TuringTest · on Oct 17, 2021

I read it as saying that if someone downloads it before the cache timer deletes it, it resets the timer. So if the file is downloaded regularly, it is never removed from the cache.

CharlesW · on Oct 17, 2021

The irony is that this and other IPFS problems will (must?) be fixed by recentralization. Cloudflare is doing this with IPFS Gateway, and Google will surely embrace/extend/usurp IPFS if it becomes popular. The user experience of bare IPFS is just not good enough.

vmception · on Oct 17, 2021

I agree with a [previously] dead/deleted commented at this level:

"Doesn't matter. the point of ipfs is that when cloudflare and google shut down their gateway, the ipfs content is still available at the same address."

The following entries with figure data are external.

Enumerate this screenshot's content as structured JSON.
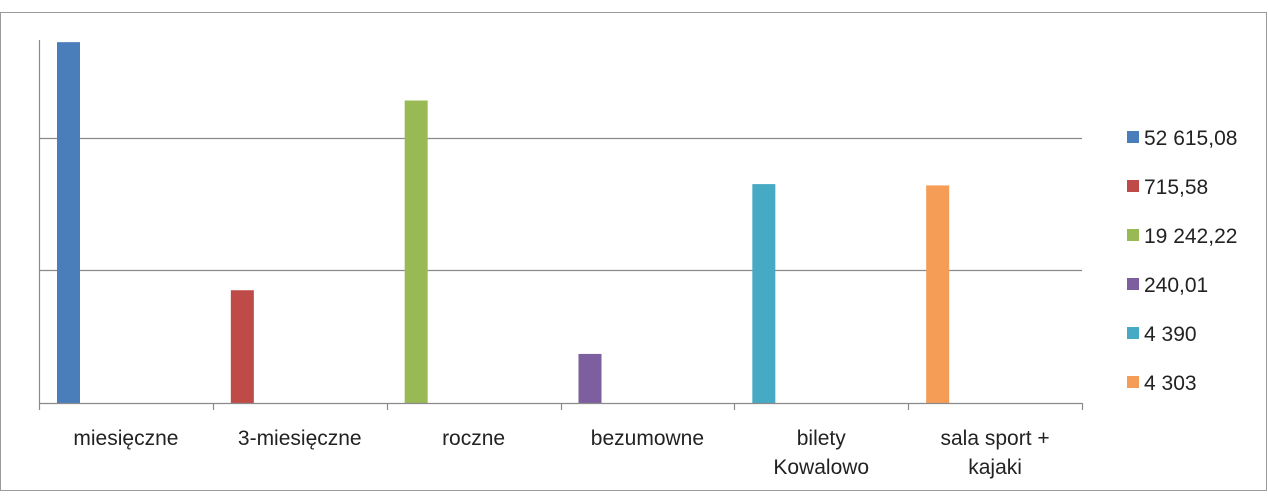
{
  "chart_data": {
    "type": "bar",
    "categories": [
      "miesięczne",
      "3-miesięczne",
      "roczne",
      "bezumowne",
      "bilety Kowalowo",
      "sala sport + kajaki"
    ],
    "category_label_lines": [
      [
        "miesięczne"
      ],
      [
        "3-miesięczne"
      ],
      [
        "roczne"
      ],
      [
        "bezumowne"
      ],
      [
        "bilety",
        "Kowalowo"
      ],
      [
        "sala sport +",
        "kajaki"
      ]
    ],
    "series": [
      {
        "name": "52 615,08",
        "category": "miesięczne",
        "value": 2.72,
        "color": "#4A7EBB"
      },
      {
        "name": "715,58",
        "category": "3-miesięczne",
        "value": 0.85,
        "color": "#BE4B48"
      },
      {
        "name": "19 242,22",
        "category": "roczne",
        "value": 2.28,
        "color": "#98B954"
      },
      {
        "name": "240,01",
        "category": "bezumowne",
        "value": 0.37,
        "color": "#7D5FA0"
      },
      {
        "name": "4 390",
        "category": "bilety Kowalowo",
        "value": 1.65,
        "color": "#46AAC5"
      },
      {
        "name": "4 303",
        "category": "sala sport + kajaki",
        "value": 1.64,
        "color": "#F59D56"
      }
    ],
    "ylim": [
      0,
      3
    ],
    "y_gridlines": [
      1,
      2
    ],
    "y_tick_labels": false,
    "grid": true,
    "legend_position": "right",
    "title": "",
    "xlabel": "",
    "ylabel": ""
  }
}
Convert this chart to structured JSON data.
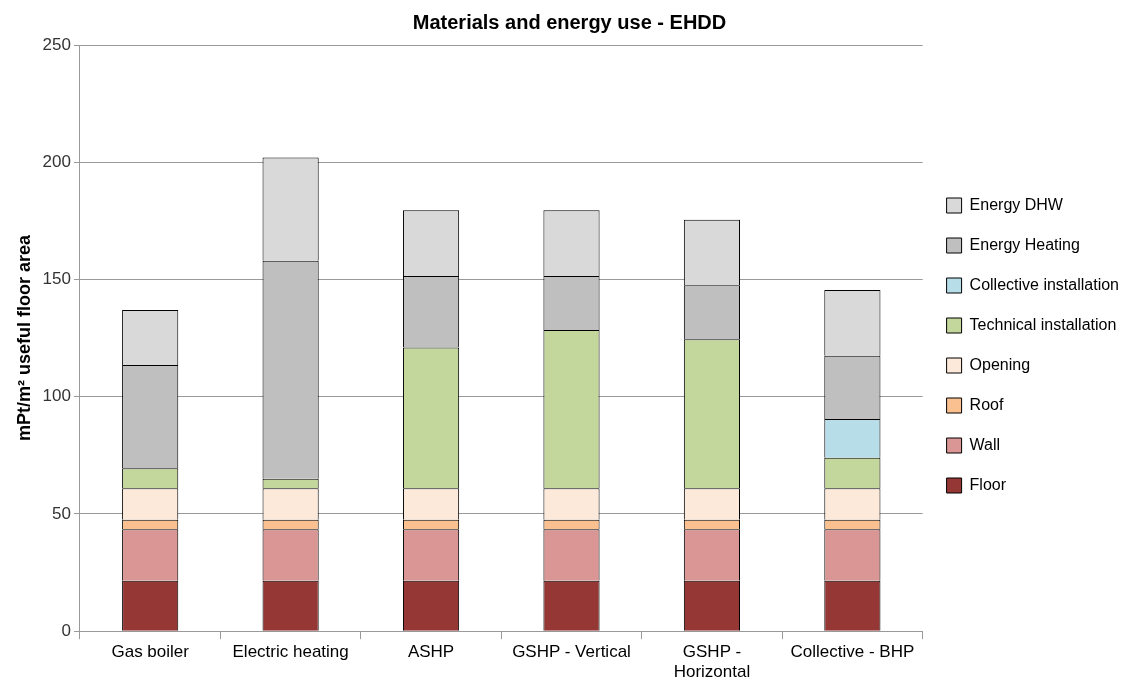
{
  "chart_data": {
    "type": "bar",
    "title": "Materials and energy use - EHDD",
    "ylabel": "mPt/m² useful floor area",
    "categories": [
      "Gas boiler",
      "Electric heating",
      "ASHP",
      "GSHP - Vertical",
      "GSHP - Horizontal",
      "Collective - BHP"
    ],
    "stacked": true,
    "ylim": [
      0,
      250
    ],
    "yticks": [
      0,
      50,
      100,
      150,
      200,
      250
    ],
    "grid": "y",
    "legend": "right",
    "series": [
      {
        "name": "Floor",
        "color": "#953735",
        "values": [
          21.5,
          21.5,
          21.5,
          21.5,
          21.5,
          21.5
        ]
      },
      {
        "name": "Wall",
        "color": "#d99694",
        "values": [
          22,
          22,
          22,
          22,
          22,
          22
        ]
      },
      {
        "name": "Roof",
        "color": "#fac090",
        "values": [
          4,
          4,
          4,
          4,
          4,
          4
        ]
      },
      {
        "name": "Opening",
        "color": "#fde9d9",
        "values": [
          13.5,
          13.5,
          13.5,
          13.5,
          13.5,
          13.5
        ]
      },
      {
        "name": "Technical installation",
        "color": "#c3d69b",
        "values": [
          8.5,
          4,
          60,
          67.5,
          63.5,
          13
        ]
      },
      {
        "name": "Collective installation",
        "color": "#b7dde8",
        "values": [
          0,
          0,
          0,
          0,
          0,
          16.5
        ]
      },
      {
        "name": "Energy Heating",
        "color": "#bfbfbf",
        "values": [
          44,
          93,
          30.5,
          23,
          23,
          27
        ]
      },
      {
        "name": "Energy DHW",
        "color": "#d9d9d9",
        "values": [
          23.5,
          44,
          28,
          28,
          28,
          28
        ]
      }
    ]
  }
}
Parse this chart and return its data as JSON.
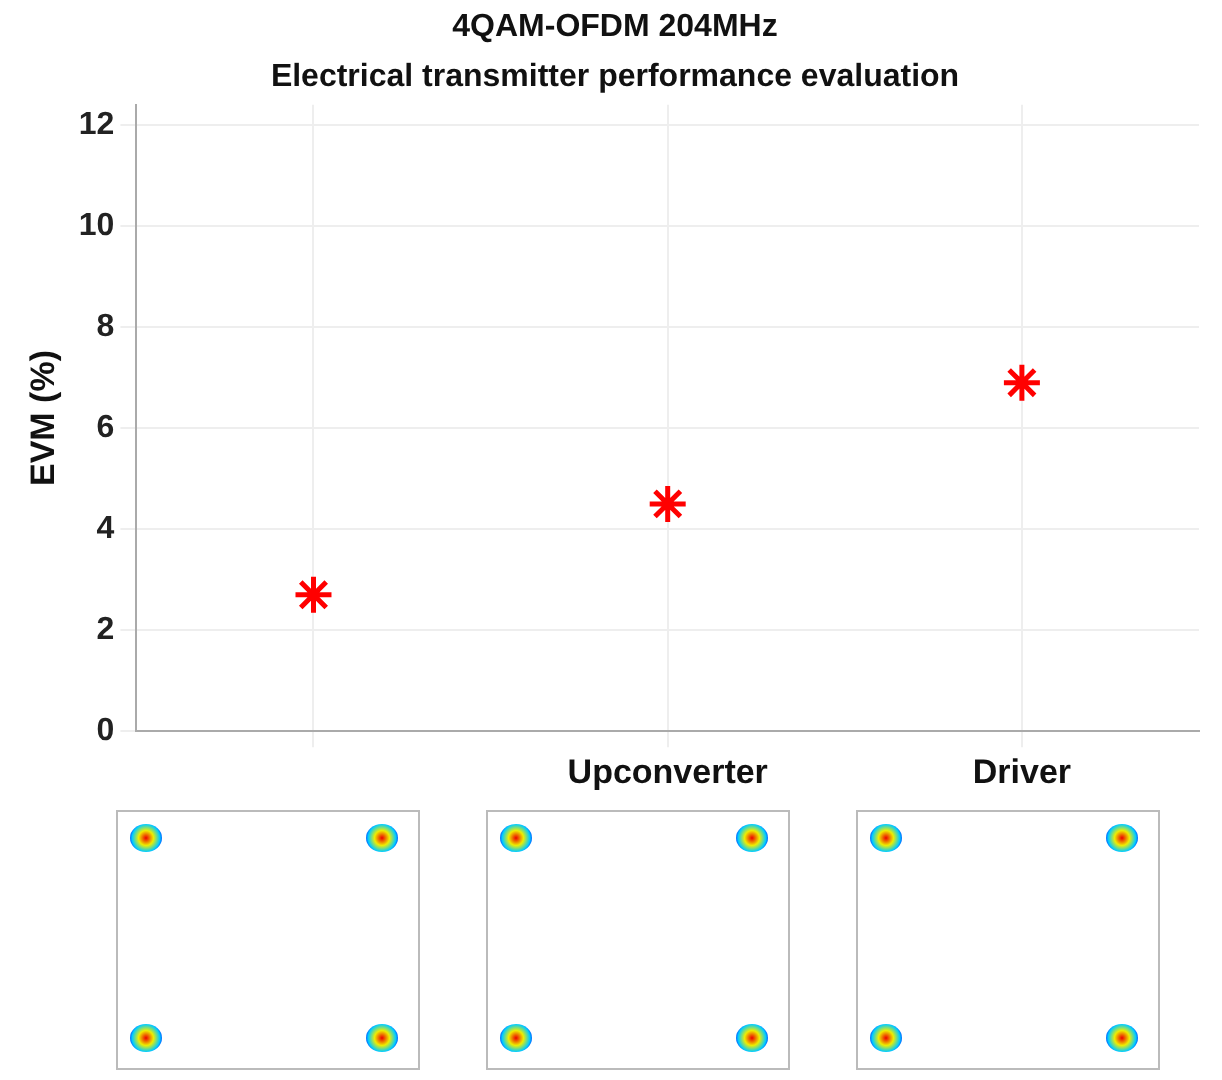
{
  "chart_data": {
    "type": "scatter",
    "title": "4QAM-OFDM 204MHz",
    "subtitle": "Electrical transmitter performance evaluation",
    "ylabel": "EVM (%)",
    "categories": [
      null,
      "Upconverter",
      "Driver"
    ],
    "values": [
      2.7,
      4.5,
      6.9
    ],
    "color": "#ff0000",
    "marker": "cross",
    "ylim": [
      0,
      12.4
    ],
    "yticks": [
      0,
      2,
      4,
      6,
      8,
      10,
      12
    ],
    "grid": true,
    "legend": false
  }
}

jacoblambda · on Oct 17, 2021

This really is one of the cruxes of decentralisation being built in at the protocol level. Even if centralised services exist, as long as one person exists who cares, the content lives on.

Without decentralisation being supported at the protocol level, as soon as the host dies, it's gone. This is particularly problematic because centralised services slowly subsume small services/sites and this either cuts off the flow to the other small sites or eventually something changes on the big centralised site and a bunch of these little sites break.

acdha · on Oct 17, 2021

… if someone else paid to host a copy. Major companies hosting it makes that less likely and if their backing increases usage that also increases the cost of hosting everything, making it more likely that the content you want will be available. When Google shuts down their mirror, suddenly all of that traffic is hitting nodes with far fewer resources.

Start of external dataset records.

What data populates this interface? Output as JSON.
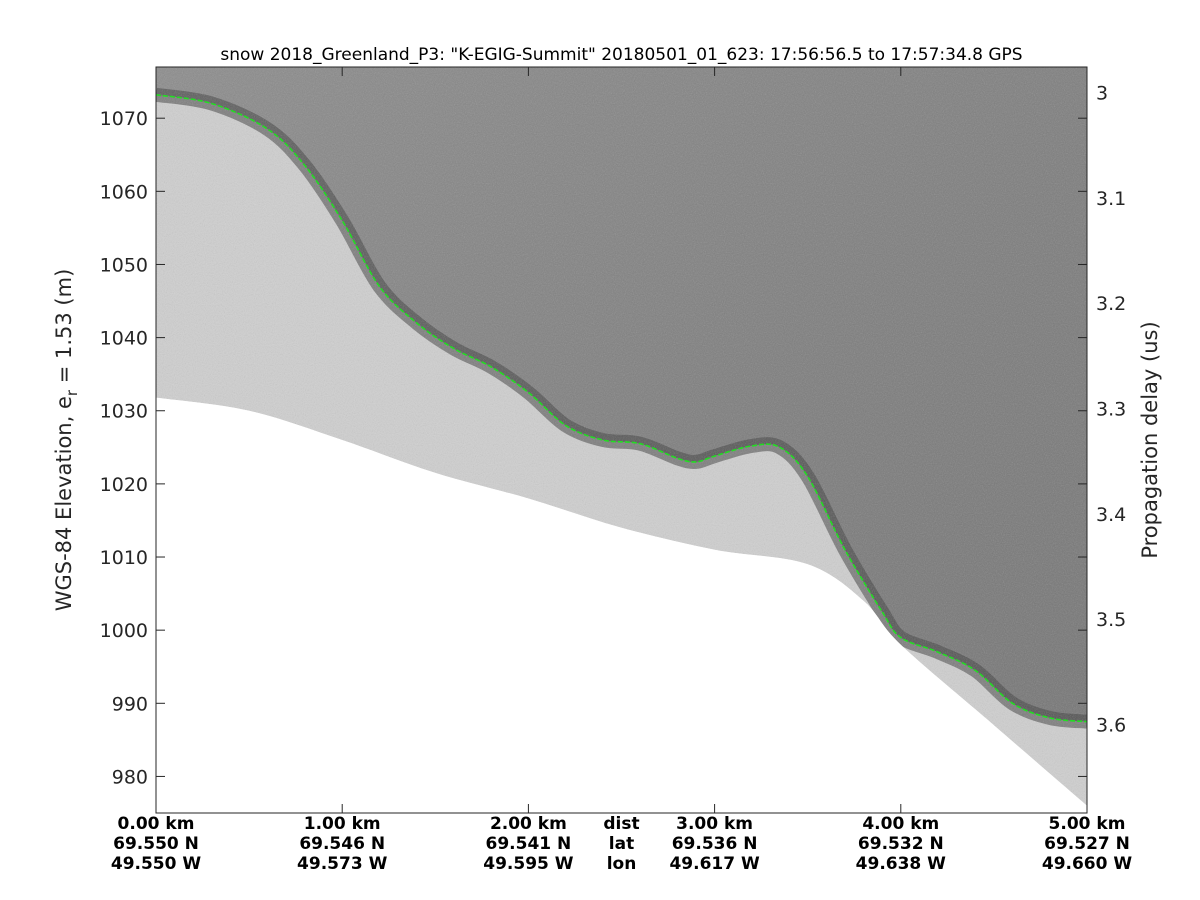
{
  "chart_data": {
    "type": "heatmap",
    "title": "snow 2018_Greenland_P3: \"K-EGIG-Summit\"  20180501_01_623: 17:56:56.5 to 17:57:34.8 GPS",
    "ylabel_left_main": "WGS-84 Elevation, e",
    "ylabel_left_sub": "r",
    "ylabel_left_tail": " = 1.53 (m)",
    "ylabel_right": "Propagation delay (us)",
    "x_range_km": [
      0,
      5.0
    ],
    "ylim": [
      975,
      1077
    ],
    "y_ticks": [
      980,
      990,
      1000,
      1010,
      1020,
      1030,
      1040,
      1050,
      1060,
      1070
    ],
    "right_ticks": [
      {
        "label": "3",
        "elevation": 1073.5
      },
      {
        "label": "3.1",
        "elevation": 1059.1
      },
      {
        "label": "3.2",
        "elevation": 1044.7
      },
      {
        "label": "3.3",
        "elevation": 1030.3
      },
      {
        "label": "3.4",
        "elevation": 1015.9
      },
      {
        "label": "3.5",
        "elevation": 1001.5
      },
      {
        "label": "3.6",
        "elevation": 987.1
      }
    ],
    "x_ticks": [
      {
        "km": 0.0,
        "dist": "0.00 km",
        "lat": "69.550 N",
        "lon": "49.550 W"
      },
      {
        "km": 1.0,
        "dist": "1.00 km",
        "lat": "69.546 N",
        "lon": "49.573 W"
      },
      {
        "km": 2.0,
        "dist": "2.00 km",
        "lat": "69.541 N",
        "lon": "49.595 W"
      },
      {
        "km": 3.0,
        "dist": "3.00 km",
        "lat": "69.536 N",
        "lon": "49.617 W"
      },
      {
        "km": 4.0,
        "dist": "4.00 km",
        "lat": "69.532 N",
        "lon": "49.638 W"
      },
      {
        "km": 5.0,
        "dist": "5.00 km",
        "lat": "69.527 N",
        "lon": "49.660 W"
      }
    ],
    "x_row_labels": {
      "dist": "dist",
      "lat": "lat",
      "lon": "lon"
    },
    "x_row_labels_km": 2.5,
    "surface_line": {
      "color": "#22dd22",
      "x_km": [
        0.0,
        0.3,
        0.6,
        0.8,
        1.0,
        1.2,
        1.4,
        1.6,
        1.8,
        2.0,
        2.2,
        2.4,
        2.6,
        2.8,
        2.9,
        3.0,
        3.2,
        3.35,
        3.5,
        3.7,
        3.9,
        4.0,
        4.2,
        4.4,
        4.6,
        4.8,
        5.0
      ],
      "elevation_m": [
        1073.2,
        1072.0,
        1068.5,
        1063.5,
        1056.0,
        1047.0,
        1042.0,
        1038.5,
        1036.0,
        1032.5,
        1028.0,
        1026.0,
        1025.5,
        1023.5,
        1023.0,
        1023.8,
        1025.2,
        1025.0,
        1021.0,
        1011.0,
        1002.5,
        999.0,
        997.0,
        994.5,
        990.0,
        988.0,
        987.5
      ]
    },
    "data_bottom": {
      "x_km": [
        0.0,
        0.5,
        1.0,
        1.5,
        2.0,
        2.5,
        3.0,
        3.5,
        3.8,
        4.0,
        4.5,
        5.0
      ],
      "elevation_m": [
        1031.8,
        1030.0,
        1026.0,
        1021.5,
        1018.0,
        1014.0,
        1011.0,
        1009.0,
        1004.0,
        998.0,
        987.0,
        976.0
      ]
    },
    "colormap": "gray",
    "grid": false
  }
}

The underlying problem is that storage and bandwidth cost money and people have been conditioned not to think about paying for what they consume so things end up either being ad supported or overwhelming volunteers.

a1369209993 · on Oct 18, 2021

> suddenly all of that traffic is hitting nodes with far fewer resources.

One of the points of IPFS (and bittorrent before it) is that this is not a problem; each node that downloads the data also uploads it to other nodes, so having lots of traffic actually makes it easier to serve something (indeed, if it was already widely seeded by Google's mirror, there wouldn't be any sudden traffic).

zerocrates · on Oct 18, 2021

I'm not particularly familiar with IPFS: does it have some solution for free-riding?

BitTorrent as many have noted is great for popular things, even not-particularly-popular things, but absent incentives to continue seeding (i.e. private trackers' ratio requirements) even once-popular things easily become inaccessible as the majority of peers don't seed for long, or at all.

I guess what I don't quite is what IPFS adds vs. say, a trackerless BitTorrent magnet link that uses DHT? Or is it really just a slight iteration/improvement on that system?

a1369209993 · on Oct 18, 2021

> I guess what I don't quite is what IPFS adds vs. say, a trackerless BitTorrent magnet link that uses DHT?

Beats me! I think there might be support for finding new versions of things, but I'm not sure about the details or how it prevents authors from memory-holing stuff by saying "The new version is $(cat /dev/null), bye!".

vmception · on Oct 18, 2021

No it doesn’t

If nobody pins a link it disappears but there is no strong incentive it just rides on abundant space and bandwidth and wealthy Gen Xers that want to be a part of something

The same group released filecoin which experiments with digital asset incentives.. and venture capital

Inconclusive results

vmception · on Oct 20, 2021

Bittorrent use breaks Tor, IPFS download does not.

so that's one advantage to one audience

alisonkisk · on Oct 17, 2021

Doesn't matter. the point of ipfs is that when cloudflare and google shut down their gateway, the ipfs content is still available at the same address.

amelius · on Oct 17, 2021

> Wonder if it's practical to "buffer" popular content on IPFS by copying it to normal HTTP servers.

I guess the approach would be to simply run IPFS on those servers, with the popular content in it, as a seed.